Are you sure the drive is ESDI? I think the model 70 shipped with an IDE
drive.
Nope, definitely ESDI.
Main
questions are, how uncommon are they (I know how cool they are),
is either one worth anything, and is there a contemporary Unix that'll
run on the model 70? Um, that's actually available I mean. All I need is
another Ultrix quest.
I have no idea about worth, I guess they are only worth what we PS/2 fans
are willing to pay for them. Personally I probably wouldn't pay more than
maybe $25-30 or so for one, with or without a monitor.

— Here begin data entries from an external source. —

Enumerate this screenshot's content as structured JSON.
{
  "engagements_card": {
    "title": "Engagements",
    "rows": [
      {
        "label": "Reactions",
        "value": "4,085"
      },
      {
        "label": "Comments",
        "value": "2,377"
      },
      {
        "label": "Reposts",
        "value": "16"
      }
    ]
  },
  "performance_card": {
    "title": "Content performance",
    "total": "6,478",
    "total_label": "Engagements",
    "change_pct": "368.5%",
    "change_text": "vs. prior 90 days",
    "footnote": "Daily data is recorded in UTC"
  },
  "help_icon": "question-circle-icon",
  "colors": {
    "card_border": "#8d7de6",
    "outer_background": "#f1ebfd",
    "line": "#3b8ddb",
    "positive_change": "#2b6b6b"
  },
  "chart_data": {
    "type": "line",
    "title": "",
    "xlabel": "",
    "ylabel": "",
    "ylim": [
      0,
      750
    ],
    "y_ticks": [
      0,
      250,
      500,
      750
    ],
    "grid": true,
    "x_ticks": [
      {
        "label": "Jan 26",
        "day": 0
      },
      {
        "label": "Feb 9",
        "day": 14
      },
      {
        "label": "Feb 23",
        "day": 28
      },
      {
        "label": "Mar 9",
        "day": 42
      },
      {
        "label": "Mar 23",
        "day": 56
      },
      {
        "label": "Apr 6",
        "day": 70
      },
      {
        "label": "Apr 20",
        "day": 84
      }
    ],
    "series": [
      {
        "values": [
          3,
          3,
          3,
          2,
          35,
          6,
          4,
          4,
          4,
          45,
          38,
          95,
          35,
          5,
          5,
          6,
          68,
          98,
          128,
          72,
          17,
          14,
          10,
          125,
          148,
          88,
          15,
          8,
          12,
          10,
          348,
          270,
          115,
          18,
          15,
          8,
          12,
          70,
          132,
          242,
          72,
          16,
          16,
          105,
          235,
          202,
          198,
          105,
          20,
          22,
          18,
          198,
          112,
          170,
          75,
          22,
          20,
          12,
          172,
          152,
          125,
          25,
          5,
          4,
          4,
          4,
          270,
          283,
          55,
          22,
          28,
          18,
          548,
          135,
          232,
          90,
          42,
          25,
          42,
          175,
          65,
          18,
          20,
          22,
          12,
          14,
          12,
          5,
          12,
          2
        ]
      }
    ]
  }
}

I wouldn't even buy a non -BXX series 70. I would take it for free and
find a good home for it though.
As far as an operating system goes, I know Linux
supports the MCA arch,
but most Linux distributions do not ship a boot kernel with MCA support
compiled in. Since you have a small drive, you'd also want a distribution
with a small footprint. Anyone have any recommendations on a particular
distribution?
As far as Linux, I would suggest Slackware, as it has an MCA bootdisk in
the regular distrib, as well as an MCA kernel. However, your best bet
(with an ESDI box) is probably NetBSD.
Corollary
questions: I mentioned earlier that I've found PS/2 adapters
in 7012 series RS/6ks. I still have 'em. The 8514/A with the 512k
daughterboard is recognized in the model 70 by the reference utility,
but Warp pukes on it, and insists on 640x480x16 VGA settings. Did I miss
something? Do I need to "copy the options disk" even though Setup
already sees it?
If I remember correctly, the 8514/A adapter needed an 8514 monitor to do
anything more than 640x480x16 since it used odd frequencies. Maybe a
multisync will work if the sense pins are jumpered correctly on the DB-15?
Nope. You just need a monitor capable of the weird refresh settings.